Kernel Programming Basics#
Data Parallel Extensions for Python* introduce a concept of an offload kernel, defined as a part of a Python program being submitted for execution to the device queue.

There are multiple ways how to write offload kernels. CUDA*, OpenCl*, and SYCL* offer similar programming model known as the data parallel kernel programming. In this model you express the work in terms of work items. You split data into small pieces, and each piece will be a unit of work, or a work item. The total number of work items is called global size. You can also group work items into bigger chunks called work groups. The number of work items in the work group is called the local size.

In this example there are 48 work items (8 in dimension 0, and 6 in dimension 1), that is the global size is 48. Work items are grouped in work groups with the local size 8 (4 in dimension 0, and 2 in dimension 1). There are total 48/8 = 6 work groups.
In the data parallel kernel programming model you write a function that processes a given work item. Such a function is called the data parallel kernel.

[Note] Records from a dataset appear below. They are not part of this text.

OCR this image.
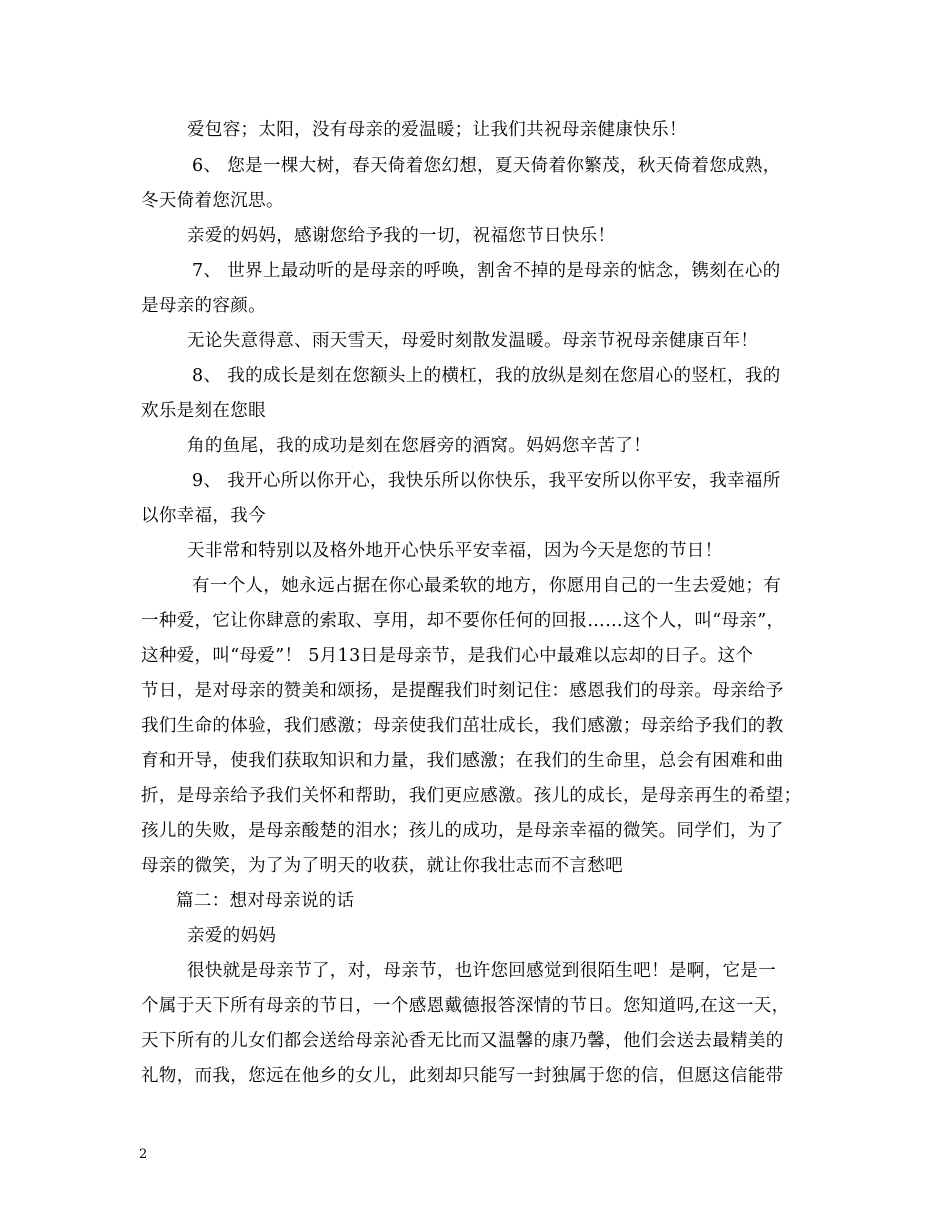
爱包容；太阳，没有母亲的爱温暖；让我们共祝母亲健康快乐！

6、 您是一棵大树，春天倚着您幻想，夏天倚着你繁茂，秋天倚着您成熟，

冬天倚着您沉思。

亲爱的妈妈，感谢您给予我的一切，祝福您节日快乐！

7、 世界上最动听的是母亲的呼唤，割舍不掉的是母亲的惦念，镌刻在心的

是母亲的容颜。

无论失意得意、雨天雪天，母爱时刻散发温暖。母亲节祝母亲健康百年！

8、 我的成长是刻在您额头上的横杠，我的放纵是刻在您眉心的竖杠，我的

欢乐是刻在您眼

角的鱼尾，我的成功是刻在您唇旁的酒窝。妈妈您辛苦了！

9、 我开心所以你开心，我快乐所以你快乐，我平安所以你平安，我幸福所

以你幸福，我今

天非常和特别以及格外地开心快乐平安幸福，因为今天是您的节日！

有一个人，她永远占据在你心最柔软的地方，你愿用自己的一生去爱她；有

一种爱，它让你肆意的索取、享用，却不要你任何的回报……这个人，叫“母亲”，

这种爱，叫“母爱”！ 5月13日是母亲节，是我们心中最难以忘却的日子。这个

节日，是对母亲的赞美和颂扬，是提醒我们时刻记住：感恩我们的母亲。母亲给予

我们生命的体验，我们感激；母亲使我们茁壮成长，我们感激；母亲给予我们的教

育和开导，使我们获取知识和力量，我们感激；在我们的生命里，总会有困难和曲

折，是母亲给予我们关怀和帮助，我们更应感激。孩儿的成长，是母亲再生的希望；

孩儿的失败，是母亲酸楚的泪水；孩儿的成功，是母亲幸福的微笑。同学们，为了

母亲的微笑，为了为了明天的收获，就让你我壮志而不言愁吧

篇二：想对母亲说的话

亲爱的妈妈

很快就是母亲节了，对，母亲节，也许您回感觉到很陌生吧！是啊，它是一

个属于天下所有母亲的节日，一个感恩戴德报答深情的节日。您知道吗,在这一天，

天下所有的儿女们都会送给母亲沁香无比而又温馨的康乃馨，他们会送去最精美的

礼物，而我，您远在他乡的女儿，此刻却只能写一封独属于您的信，但愿这信能带

2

Data Parallel Extension for Numba offers a way to write data parallel kernels directly using Python using
numba_dpex.kernel
. It bears similarities with numba.cuda
and numba.roc
, but unlike these proprietary
programming models numba_dpex
is built on top of SYCL* , which is hardware agnostic, meaning
that with numba_dpex.kernel
programming model you will be able to write a portable code targeting different
hardware vendors.
Note
The current version of numba-dpex
supports Intel SYCL devices only